Io credo proprio di si, anzi sono certo che questo tipo di turismo avrà un impatto e una capacità attrattiva forse pari a quella che attualmente hanno le nostre più famose città storiche come Roma, Firenze, Napoli e Venezia.
L’obiettivo è dietro l’angolo … basta soltanto svoltarlo. Per farlo bisogna attivare processi virtuosi per unire in rete le strutture ricettive, i luoghi di accoglienza e ristoro, le realtà di volontariato e l’associazionismo attivo. Un piano di sviluppo capace di dare voce e risalto al patrimonio culturale diffuso senza far perdere identità ai luoghi, alle popolazioni, alle loro tradizioni popolari, ai prodotti tipici, all’enogastronomia, agli usi e costumi di ognuno, che costituiscono la vera grande ricchezza del nostro paese, perché distingue e afferma l’Italia nel mondo. Un piano capace d’invertire la tendenza dello spopolamento dei centri storici, dei paesi, dei borghi dell’entroterra che costituiscono un tesoro inestimabile ancora tutto da scoprire.
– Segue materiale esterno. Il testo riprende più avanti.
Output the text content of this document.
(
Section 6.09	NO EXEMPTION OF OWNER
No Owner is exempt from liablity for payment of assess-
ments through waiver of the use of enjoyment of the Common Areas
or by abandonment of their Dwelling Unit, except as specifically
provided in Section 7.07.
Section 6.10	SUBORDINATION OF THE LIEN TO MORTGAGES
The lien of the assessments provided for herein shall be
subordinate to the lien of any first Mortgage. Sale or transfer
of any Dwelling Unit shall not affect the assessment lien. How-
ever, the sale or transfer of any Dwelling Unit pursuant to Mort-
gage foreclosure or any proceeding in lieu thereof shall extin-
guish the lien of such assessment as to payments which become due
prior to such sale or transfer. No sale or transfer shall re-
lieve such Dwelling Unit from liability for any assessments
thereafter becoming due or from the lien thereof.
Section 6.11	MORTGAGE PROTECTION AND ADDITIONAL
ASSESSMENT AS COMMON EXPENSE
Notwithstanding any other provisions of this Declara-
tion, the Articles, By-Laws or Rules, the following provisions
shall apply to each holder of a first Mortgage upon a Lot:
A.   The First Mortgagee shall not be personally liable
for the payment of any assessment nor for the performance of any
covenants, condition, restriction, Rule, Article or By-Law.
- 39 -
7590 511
Perseguo questo obiettivo dal 2003 con passione e impegno praticamente quotidiano proponendo a tutti coloro che pensano di poter concentrare un certo numero di imprese, associazioni, appassionati e altro, di organizzare incontri in cui poter formare e informare sulla Via Francigena per attivare dal basso questo processo. Gran parte delle istituzioni locali (soprattutto i comuni) prenderanno atto di questa realtà quasi certamente quando il fenomeno non potrà più essere nascosto: ovvero quando sarà cresciuto inesorabilmente perché ormai non è più possibile fermarlo!
IO ho una struttura in un piccolo aese salentino posto lungo l’antica strada che da Lecce portava a Leuca conosciuta come ‘finibus terrae’. Sono molto contento di accogliere i pellegrini.